If a group of teachers, ordinary citizens rather than trained soldiers, could openly defy a powerful Nazi collaborator, even in the face of severe retaliations, any group of citizens can do the same. Easier said than done, of course. But nonviolence, when used to make systemic, large-scale government and cultural changes, requires a degree of commitment and courage similar to those of soldiers fighting violent wars. When the people are struggling to revolutionize how their government operates, they are engaged in war. Those who hold high positions of authority don't give up any of their power willingly; it must be effectively challenged by people who engage in a coordinated campaign that includes methods of noncompliance.


World renowned nonviolent theorist and activist, Gene Sharp, warned us that we cannot rely on symbolic protest alone to leverage power away from governments so it is more equitably shared by the people. He wrote:


A firmly established regime need not take serious note of … opposition which is restricted to verbal dissent while continuing passive submission and cooperation with the regime. If even a majority dissents only in words, while refraining from any action which the regime would have to take seriously, there is nothing that requires the regime even to consider the advisability of a change. (Sharp 1980, 119-129)


Marches, rallies, political lobbying, social media posts, and performances are all important ways to help build a movement by making the public aware of the issues that ought to concern them. None of these methods alone, though, ever caused systemic change. Even FDR’s New Deal policies were created in response to massive acts of nonviolent noncooperation via labor strikes supported by workers as well as other oppressed cultural groups and the intelligentsia. People are best served if they are ready, willing, and trained to engage in organized, strategic campaigns employing dozens or more methods of nonviolence, sequenced strategically and tactically to escalate over time in their disruptive nature. This is the best way for a movement to affect significant, institutional change.
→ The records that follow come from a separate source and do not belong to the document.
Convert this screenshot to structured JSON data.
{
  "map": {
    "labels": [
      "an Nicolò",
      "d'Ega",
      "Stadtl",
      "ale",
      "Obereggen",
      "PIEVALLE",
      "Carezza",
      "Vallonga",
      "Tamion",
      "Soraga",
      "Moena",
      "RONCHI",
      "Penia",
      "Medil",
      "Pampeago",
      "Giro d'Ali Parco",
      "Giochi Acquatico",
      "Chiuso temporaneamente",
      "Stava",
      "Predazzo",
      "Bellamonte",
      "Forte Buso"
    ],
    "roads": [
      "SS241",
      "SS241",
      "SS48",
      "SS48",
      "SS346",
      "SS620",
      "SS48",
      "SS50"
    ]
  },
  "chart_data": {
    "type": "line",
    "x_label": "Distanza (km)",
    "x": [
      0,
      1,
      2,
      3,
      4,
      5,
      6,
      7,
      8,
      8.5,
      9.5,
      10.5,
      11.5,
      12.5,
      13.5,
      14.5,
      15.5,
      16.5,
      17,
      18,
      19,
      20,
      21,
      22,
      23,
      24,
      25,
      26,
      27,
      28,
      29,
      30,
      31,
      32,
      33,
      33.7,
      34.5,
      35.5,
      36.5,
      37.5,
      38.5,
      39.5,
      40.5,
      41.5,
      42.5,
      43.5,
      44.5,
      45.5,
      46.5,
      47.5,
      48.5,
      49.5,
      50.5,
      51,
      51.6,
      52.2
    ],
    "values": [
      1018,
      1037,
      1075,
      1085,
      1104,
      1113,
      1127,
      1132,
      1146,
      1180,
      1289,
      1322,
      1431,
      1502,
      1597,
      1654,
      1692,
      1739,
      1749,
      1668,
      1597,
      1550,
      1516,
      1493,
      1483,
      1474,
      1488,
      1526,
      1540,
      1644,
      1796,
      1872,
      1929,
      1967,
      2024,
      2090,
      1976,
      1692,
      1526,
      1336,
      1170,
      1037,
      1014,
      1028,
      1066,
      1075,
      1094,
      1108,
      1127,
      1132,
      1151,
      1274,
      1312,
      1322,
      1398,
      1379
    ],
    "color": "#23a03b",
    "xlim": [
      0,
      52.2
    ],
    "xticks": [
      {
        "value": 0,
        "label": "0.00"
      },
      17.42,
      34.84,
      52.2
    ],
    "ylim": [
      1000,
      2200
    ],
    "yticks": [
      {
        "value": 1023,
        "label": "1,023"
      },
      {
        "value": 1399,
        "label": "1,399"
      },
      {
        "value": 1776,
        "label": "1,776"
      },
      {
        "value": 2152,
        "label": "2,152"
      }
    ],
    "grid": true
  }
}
Verbal dissent and symbolic protest can and have earned improvements in state and federal policies. It is also an effective way to change the cultural and political narrative so the norms reflect the new ideology. That is no small thing. Yet, ideologies are subject to change with a new wave of ideas and passionate advocates. To leverage enough power to affect change at the systemic and institutional levels, change that builds organizational structures that implement and successfully sustain a more balanced distribution of power, requires a movement where people expand beyond symbolic methods of protest. It includes methods that make it clear that a government's power is dependent on the people's willingness to cooperate and support that power.